Simply taking a look at the calorie count on the label of a low calorie processed food is not sufficient, especially if your diet includes regularly consuming processed diet food. You must also consider the level of salt in the product. Salt is added to food to enhance taste and in the case of diet foods, particularly for heavily processed foods, manufacturers will often increase the level of salt by more than 150 percent.
Metallic in taste and potentially harsh on individuals with high blood pressure, salt substitutes should be used sparingly, especially if you’re already consuming processed diet food since the level of salt can be quite high.
2. Sugar Substitutes
Instead of using real sugar, sparingly, it’s easy to fall into a pattern of using too much sugar substitute since it’s not “real” sugar. Just because a sugar substitute doesn’t sport the same level of calories of real sugar doesn’t mean unlimited use of it is warranted.

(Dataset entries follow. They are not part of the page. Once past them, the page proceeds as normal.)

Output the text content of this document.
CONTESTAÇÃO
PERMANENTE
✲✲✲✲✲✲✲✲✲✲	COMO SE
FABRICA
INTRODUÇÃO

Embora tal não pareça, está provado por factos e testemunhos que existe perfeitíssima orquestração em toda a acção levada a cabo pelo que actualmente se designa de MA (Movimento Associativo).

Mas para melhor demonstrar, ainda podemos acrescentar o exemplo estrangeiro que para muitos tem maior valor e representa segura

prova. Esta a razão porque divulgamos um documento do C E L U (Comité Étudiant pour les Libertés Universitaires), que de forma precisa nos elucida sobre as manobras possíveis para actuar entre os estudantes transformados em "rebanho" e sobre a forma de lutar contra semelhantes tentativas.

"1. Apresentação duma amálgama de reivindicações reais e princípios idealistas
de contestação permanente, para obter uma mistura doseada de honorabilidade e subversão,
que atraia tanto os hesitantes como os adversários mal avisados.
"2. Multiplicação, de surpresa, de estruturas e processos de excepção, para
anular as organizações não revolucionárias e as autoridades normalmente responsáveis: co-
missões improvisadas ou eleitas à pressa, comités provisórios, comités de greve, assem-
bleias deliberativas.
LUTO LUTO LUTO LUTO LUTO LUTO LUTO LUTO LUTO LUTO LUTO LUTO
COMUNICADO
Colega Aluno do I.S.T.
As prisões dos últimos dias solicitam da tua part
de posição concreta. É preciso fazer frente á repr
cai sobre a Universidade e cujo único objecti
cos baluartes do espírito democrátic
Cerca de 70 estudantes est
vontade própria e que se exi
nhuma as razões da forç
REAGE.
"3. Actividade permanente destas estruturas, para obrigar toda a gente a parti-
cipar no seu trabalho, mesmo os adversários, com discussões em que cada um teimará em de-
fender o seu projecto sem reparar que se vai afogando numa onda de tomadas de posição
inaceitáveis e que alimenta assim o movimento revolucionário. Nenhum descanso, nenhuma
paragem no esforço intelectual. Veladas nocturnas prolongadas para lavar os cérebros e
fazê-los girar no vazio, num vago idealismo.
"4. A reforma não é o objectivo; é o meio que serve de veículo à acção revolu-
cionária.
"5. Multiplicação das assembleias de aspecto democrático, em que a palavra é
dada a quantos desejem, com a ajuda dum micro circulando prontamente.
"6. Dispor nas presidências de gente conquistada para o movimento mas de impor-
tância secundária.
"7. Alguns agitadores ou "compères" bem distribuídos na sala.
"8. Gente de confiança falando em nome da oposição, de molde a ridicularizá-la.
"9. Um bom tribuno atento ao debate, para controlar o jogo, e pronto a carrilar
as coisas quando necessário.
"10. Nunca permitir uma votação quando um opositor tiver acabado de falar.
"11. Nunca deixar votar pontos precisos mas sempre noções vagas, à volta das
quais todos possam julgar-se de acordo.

Included in items such as gum, soft drinks and baked desserts, the sugar substitute Acesulfame-K has been shown to be safe when consumed in limited quantities, but eating large amounts of “sugar free” diet foods can greatly increase Acesulfame-K consumption and may be bad for your health.
The sugar substitute Aspartame, which is commonly found in diet drinks, is another type of imitation sugar that should be consumed sparingly. The absence of calories provided by artificial sweeteners is not a reason to overindulge in diet drinks.
3. Food Coloring
Recipes for low calorie foods often call for the addition of food coloring to enhance color and make it seem as though a diet food is just like the real thing. For example, as we are accustomed to eating eggs that are yellow, some recipes will call for the addition of yellow food coloring to a recipe that uses egg-whites.
Although using food coloring is a common and generally safe practice, adding food coloring to the food you eat should be done with moderation in mind. Further, food coloring has zero impact on the taste of your food and all recipes can be created without using it.